先秦文学
     
 
 

第一节 《尚书》与《春秋》

  《尚书》意为“上古之书”,是中国上古历史文件和部分追述古代事迹作品的汇编。春秋战国时称《书》,到了汉代,才改称《尚书》。儒家尊之为经典,故又称《书经》。
  《尚书》据说原有一百篇,秦代焚书后,汉初仅搜集到二十九篇,用当时通行的隶书写定,称今文《尚书》。汉武帝时,从孔子故宅中发现用古文字写的《尚书》,比今文《尚书》多十六篇,称为古文《尚书》,这十六篇不久亡佚。晋人伪造古文《尚书》二十五篇,又从今文《尚书》中析出数篇,连同原有的今文《尚书》共为五十八篇,也称古文《尚书》。《十三经注疏》中的《尚书》,就是经过晋人手术的这种古文《尚书》。
  《尚书》包括虞、夏、商、周书。《虞书》、《夏书》非虞夏时所作,是后世儒家根据古代传闻编写的假托之作。
  《商书》是殷王朝史官所记的誓、命、训、诰,其中《汤誓》按时代说应为最早的作品,但这篇文章语言流畅,可能经过后人的润色。《盘庚》三篇古奥难读,较多地保留了原貌。
  这是殷王盘庚迁都时对臣民的演讲记录,虽然语辞古奥,但盘庚讲话时充沛的感情、尖锐的谈锋,还是可以感受到的,如他说:
  非予自荒兹德,惟汝含德,不惕予一人。予若观火,予亦炪谋,作乃逸。若网在纲,有条而不紊;若农服田力穑,乃亦有秋。(《盘庚》上)
  短短的一段话,用了三个比喻,贴切、生动,具有形象性。其中“有条不紊”作为成语,至今仍被沿用。又如盘庚告诫臣下不要煽动民心反对迁都,说那样便会“若火之燎于原,不可向迩,其犹可扑灭”,弄得不可收拾,比喻也很生动。
  《周书》包括周初到春秋前期的文献。其中《牧誓》是武王伐纣时的誓师之词,《多士》是周公以王命训告殷遗民之词;
  《无逸》是周公告诫成王不要贪图享受之词。这些作品叙事清晰,而且能表达出人物的情感口吻。写于春秋前期的《秦誓》,是秦穆公伐晋失败后的悔过自责之词,表达了愧悔、沉痛的感情,文章这样写道:
  古人有言曰:“民讫自若是多盘。”责人斯无难,惟受责俾如流,是惟艰哉!我心之忧,日月逾迈,若弗云来!
  他引用古人的话指出,如果自以为是,必将做出许多邪僻的事,又十分痛心地说明责备别人容易,从谏如流则十分艰难,写得相当传神。比起《商书》和周初的文字,要流畅得多,标志着散文在当时得到了进一步的发展。

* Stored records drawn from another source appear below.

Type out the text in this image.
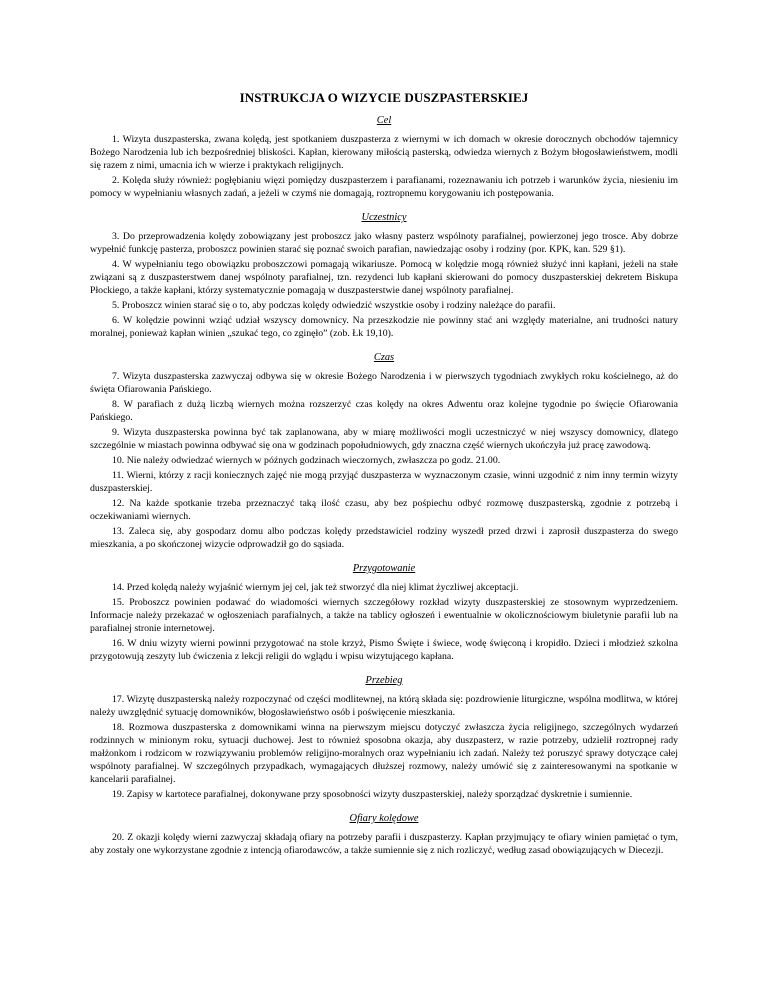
INSTRUKCJA O WIZYCIE DUSZPASTERSKIEJ
Cel

1. Wizyta duszpasterska, zwana kolędą, jest spotkaniem duszpasterza z wiernymi w ich domach w okresie dorocznych obchodów tajemnicy Bożego Narodzenia lub ich bezpośredniej bliskości. Kapłan, kierowany miłością pasterską, odwiedza wiernych z Bożym błogosławieństwem, modli się razem z nimi, umacnia ich w wierze i praktykach religijnych.

2. Kolęda służy również: pogłębianiu więzi pomiędzy duszpasterzem i parafianami, rozeznawaniu ich potrzeb i warunków życia, niesieniu im pomocy w wypełnianiu własnych zadań, a jeżeli w czymś nie domagają, roztropnemu korygowaniu ich postępowania.

Uczestnicy

3. Do przeprowadzenia kolędy zobowiązany jest proboszcz jako własny pasterz wspólnoty parafialnej, powierzonej jego trosce. Aby dobrze wypełnić funkcję pasterza, proboszcz powinien starać się poznać swoich parafian, nawiedzając osoby i rodziny (por. KPK, kan. 529 §1).

4. W wypełnianiu tego obowiązku proboszczowi pomagają wikariusze. Pomocą w kolędzie mogą również służyć inni kapłani, jeżeli na stałe związani są z duszpasterstwem danej wspólnoty parafialnej, tzn. rezydenci lub kapłani skierowani do pomocy duszpasterskiej dekretem Biskupa Płockiego, a także kapłani, którzy systematycznie pomagają w duszpasterstwie danej wspólnoty parafialnej.

5. Proboszcz winien starać się o to, aby podczas kolędy odwiedzić wszystkie osoby i rodziny należące do parafii.

6. W kolędzie powinni wziąć udział wszyscy domownicy. Na przeszkodzie nie powinny stać ani względy materialne, ani trudności natury moralnej, ponieważ kapłan winien „szukać tego, co zginęło” (zob. Łk 19,10).

Czas

7. Wizyta duszpasterska zazwyczaj odbywa się w okresie Bożego Narodzenia i w pierwszych tygodniach zwykłych roku kościelnego, aż do święta Ofiarowania Pańskiego.

8. W parafiach z dużą liczbą wiernych można rozszerzyć czas kolędy na okres Adwentu oraz kolejne tygodnie po święcie Ofiarowania Pańskiego.

9. Wizyta duszpasterska powinna być tak zaplanowana, aby w miarę możliwości mogli uczestniczyć w niej wszyscy domownicy, dlatego szczególnie w miastach powinna odbywać się ona w godzinach popołudniowych, gdy znaczna część wiernych ukończyła już pracę zawodową.

10. Nie należy odwiedzać wiernych w późnych godzinach wieczornych, zwłaszcza po godz. 21.00.

11. Wierni, którzy z racji koniecznych zajęć nie mogą przyjąć duszpasterza w wyznaczonym czasie, winni uzgodnić z nim inny termin wizyty duszpasterskiej.

12. Na każde spotkanie trzeba przeznaczyć taką ilość czasu, aby bez pośpiechu odbyć rozmowę duszpasterską, zgodnie z potrzebą i oczekiwaniami wiernych.

13. Zaleca się, aby gospodarz domu albo podczas kolędy przedstawiciel rodziny wyszedł przed drzwi i zaprosił duszpasterza do swego mieszkania, a po skończonej wizycie odprowadził go do sąsiada.

Przygotowanie

14. Przed kolędą należy wyjaśnić wiernym jej cel, jak też stworzyć dla niej klimat życzliwej akceptacji.

15. Proboszcz powinien podawać do wiadomości wiernych szczegółowy rozkład wizyty duszpasterskiej ze stosownym wyprzedzeniem. Informacje należy przekazać w ogłoszeniach parafialnych, a także na tablicy ogłoszeń i ewentualnie w okolicznościowym biuletynie parafii lub na parafialnej stronie internetowej.

16. W dniu wizyty wierni powinni przygotować na stole krzyż, Pismo Święte i świece, wodę święconą i kropidło. Dzieci i młodzież szkolna przygotowują zeszyty lub ćwiczenia z lekcji religii do wglądu i wpisu wizytującego kapłana.

Przebieg

17. Wizytę duszpasterską należy rozpoczynać od części modlitewnej, na którą składa się: pozdrowienie liturgiczne, wspólna modlitwa, w której należy uwzględnić sytuację domowników, błogosławieństwo osób i poświęcenie mieszkania.

18. Rozmowa duszpasterska z domownikami winna na pierwszym miejscu dotyczyć zwłaszcza życia religijnego, szczególnych wydarzeń rodzinnych w minionym roku, sytuacji duchowej. Jest to również sposobna okazja, aby duszpasterz, w razie potrzeby, udzielił roztropnej rady małżonkom i rodzicom w rozwiązywaniu problemów religijno-moralnych oraz wypełnianiu ich zadań. Należy też poruszyć sprawy dotyczące całej wspólnoty parafialnej. W szczególnych przypadkach, wymagających dłuższej rozmowy, należy umówić się z zainteresowanymi na spotkanie w kancelarii parafialnej.

19. Zapisy w kartotece parafialnej, dokonywane przy sposobności wizyty duszpasterskiej, należy sporządzać dyskretnie i sumiennie.

Ofiary kolędowe

20. Z okazji kolędy wierni zazwyczaj składają ofiary na potrzeby parafii i duszpasterzy. Kapłan przyjmujący te ofiary winien pamiętać o tym, aby zostały one wykorzystane zgodnie z intencją ofiarodawców, a także sumiennie się z nich rozliczyć, według zasad obowiązujących w Diecezji.
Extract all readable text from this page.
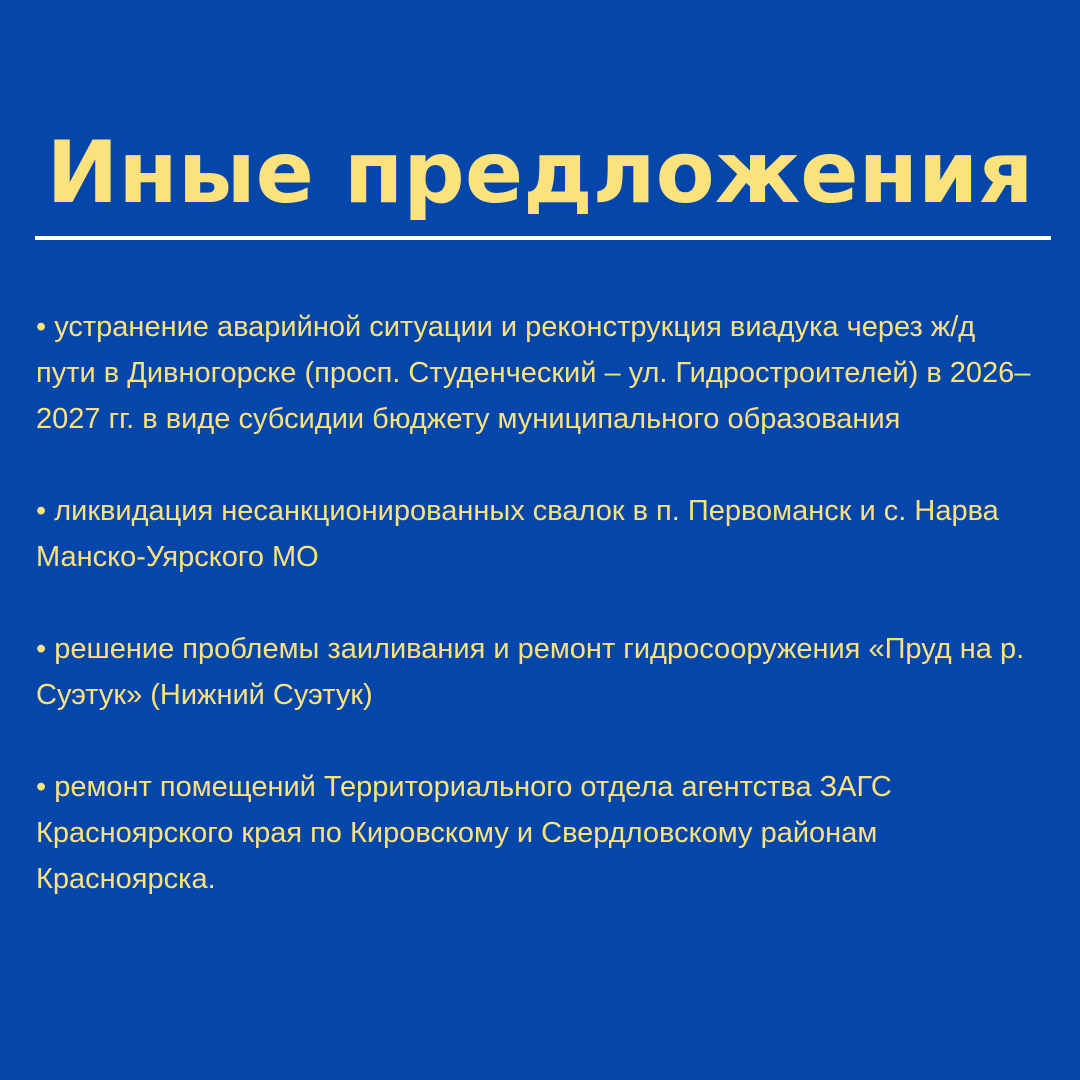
Иные предложения
• устранение аварийной ситуации и реконструкция виадука через ж/д пути в Дивногорске (просп. Студенческий – ул. Гидростроителей) в 2026–2027 гг. в виде субсидии бюджету муниципального образования
• ликвидация несанкционированных свалок в п. Первоманск и с. Нарва Манско-Уярского МО
• решение проблемы заиливания и ремонт гидросооружения «Пруд на р. Суэтук» (Нижний Суэтук)
• ремонт помещений Территориального отдела агентства ЗАГС Красноярского края по Кировскому и Свердловскому районам Красноярска.
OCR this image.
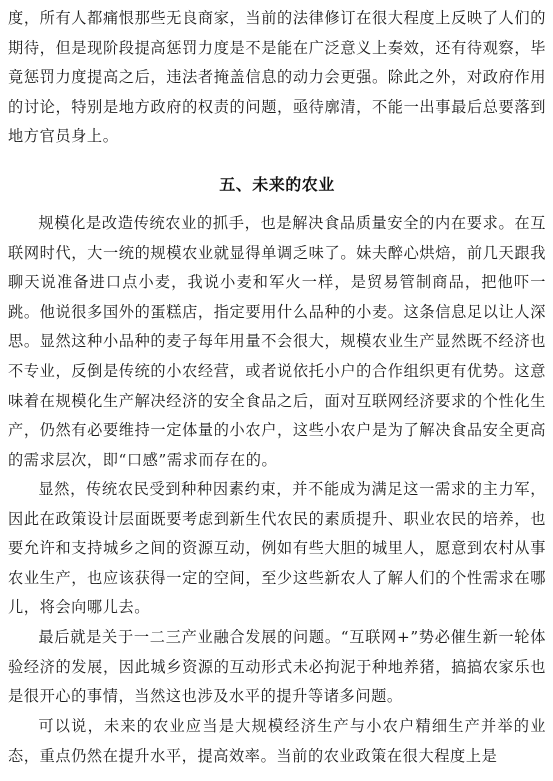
度，所有人都痛恨那些无良商家，当前的法律修订在很大程度上反映了人们的期待，但是现阶段提高惩罚力度是不是能在广泛意义上奏效，还有待观察，毕竟惩罚力度提高之后，违法者掩盖信息的动力会更强。除此之外，对政府作用的讨论，特别是地方政府的权责的问题，亟待廓清，不能一出事最后总要落到地方官员身上。

五、未来的农业

规模化是改造传统农业的抓手，也是解决食品质量安全的内在要求。在互联网时代，大一统的规模农业就显得单调乏味了。妹夫醉心烘焙，前几天跟我聊天说准备进口点小麦，我说小麦和军火一样，是贸易管制商品，把他吓一跳。他说很多国外的蛋糕店，指定要用什么品种的小麦。这条信息足以让人深思。显然这种小品种的麦子每年用量不会很大，规模农业生产显然既不经济也不专业，反倒是传统的小农经营，或者说依托小户的合作组织更有优势。这意味着在规模化生产解决经济的安全食品之后，面对互联网经济要求的个性化生产，仍然有必要维持一定体量的小农户，这些小农户是为了解决食品安全更高的需求层次，即“口感”需求而存在的。

显然，传统农民受到种种因素约束，并不能成为满足这一需求的主力军，因此在政策设计层面既要考虑到新生代农民的素质提升、职业农民的培养，也要允许和支持城乡之间的资源互动，例如有些大胆的城里人，愿意到农村从事农业生产，也应该获得一定的空间，至少这些新农人了解人们的个性需求在哪儿，将会向哪儿去。

最后就是关于一二三产业融合发展的问题。“互联网+”势必催生新一轮体验经济的发展，因此城乡资源的互动形式未必拘泥于种地养猪，搞搞农家乐也是很开心的事情，当然这也涉及水平的提升等诸多问题。

可以说，未来的农业应当是大规模经济生产与小农户精细生产并举的业态，重点仍然在提升水平，提高效率。当前的农业政策在很大程度上是
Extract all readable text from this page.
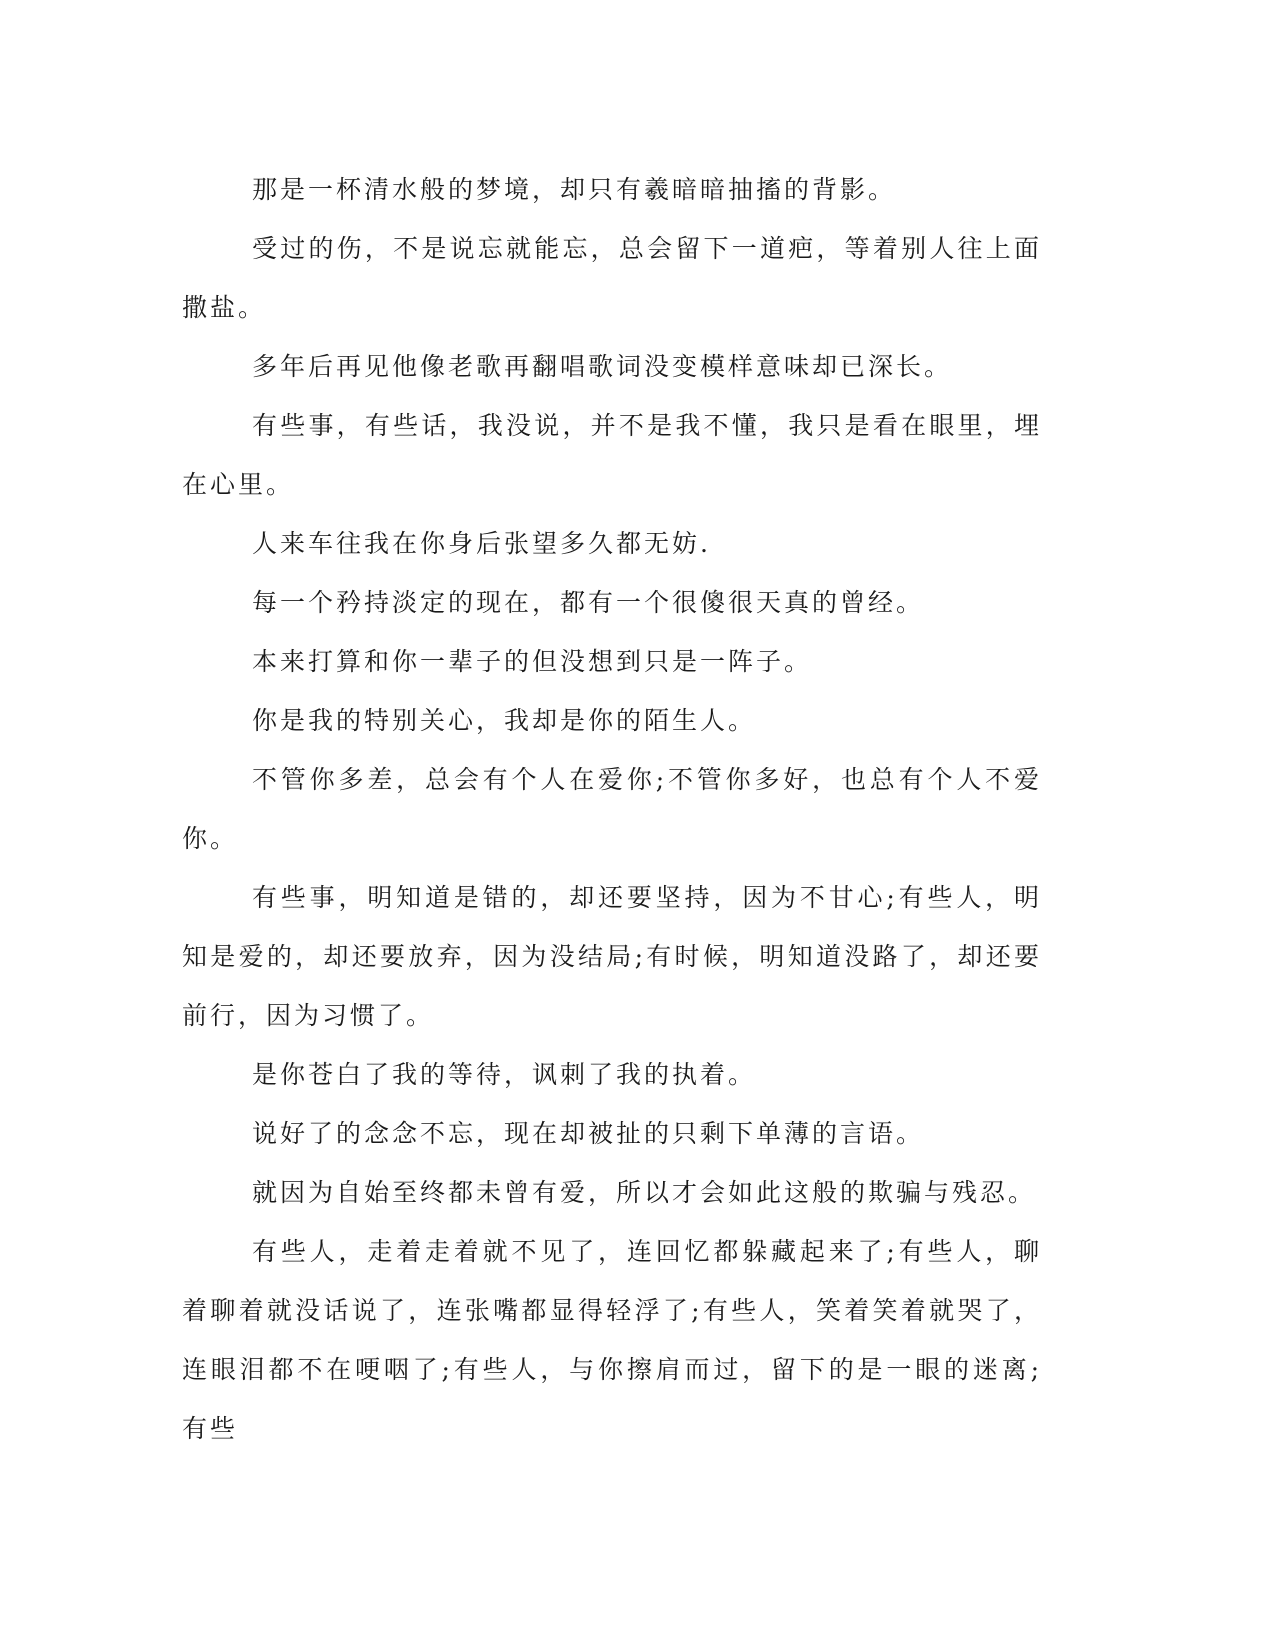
那是一杯清水般的梦境，却只有羲暗暗抽搐的背影。

受过的伤，不是说忘就能忘，总会留下一道疤，等着别人往上面撒盐。

多年后再见他像老歌再翻唱歌词没变模样意味却已深长。

有些事，有些话，我没说，并不是我不懂，我只是看在眼里，埋在心里。

人来车往我在你身后张望多久都无妨.

每一个矜持淡定的现在，都有一个很傻很天真的曾经。

本来打算和你一辈子的但没想到只是一阵子。

你是我的特别关心，我却是你的陌生人。

不管你多差，总会有个人在爱你;不管你多好，也总有个人不爱你。

有些事，明知道是错的，却还要坚持，因为不甘心;有些人，明知是爱的，却还要放弃，因为没结局;有时候，明知道没路了，却还要前行，因为习惯了。

是你苍白了我的等待，讽刺了我的执着。

说好了的念念不忘，现在却被扯的只剩下单薄的言语。

就因为自始至终都未曾有爱，所以才会如此这般的欺骗与残忍。

有些人，走着走着就不见了，连回忆都躲藏起来了;有些人，聊着聊着就没话说了，连张嘴都显得轻浮了;有些人，笑着笑着就哭了，连眼泪都不在哽咽了;有些人，与你擦肩而过，留下的是一眼的迷离;有些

  《尚书》是我国最古老的文章汇编。其中殷商和周初的部分,所用语言同秦汉时的古汉语已有很大不同,加以年代久远,传写讹误,十分艰涩难读。韩愈谓之“周诰殷盘,佶屈聱牙”(《进学解》)。但抛开文字的障碍不谈,在情感的表达上,其实是朴素而简要的。由于发表那些言辞的人,地位都很高,言语之间,具有居高临下的自信。对于后人来说,古奥是一种特殊的美感,质朴自信,又显示出征服的力度。所以《尚书》的文章,受到很高的推崇。汉代《尚书大传》引子夏语,谓之“昭昭如日月之代明,离离若参辰之错行”,也是有感于此吧。不过,这里也有崇古的心理作怪。
  “春秋”原是先秦时代各国史书的通称,后来仅有鲁国的《春秋》传世,便成为专称。这部原来由鲁国史官所编《春秋》,相传经过孔子整理、修订,赋予特殊的意义,因而也成为儒家重要的经典。
  《春秋》是我国编年体史书之祖,它以鲁国十二公为序,起自鲁隐公元年(前722),迄于鲁哀公十四年(前48记载了二百四十二年间的历史。它是纲目式的记载,文句极简短,几乎没有描写的成分。但它的语言表达,具有谨严精炼的特点,反映了文字技巧的进步。
  《春秋》最突出的特点就是寓褒贬于记事的“春秋笔法”。相传孔子按照自己的观点对一些历史事件和人物作了评判,并选择他认为恰当的字眼来暗寓褒贬之意,因此《春秋》被后人看作是一部具有“微言大义”的经典,是定名分、制法度的范本。并且,在史书和文学作品的写作上,也对后人产生很大影响。史学家从中领悟到修史应该有严格而明确的倾向性,文学家往往体会了遣词造句力求简洁而义蕴深刻。当然,刻意求深,也难免造成文意晦涩的弊病。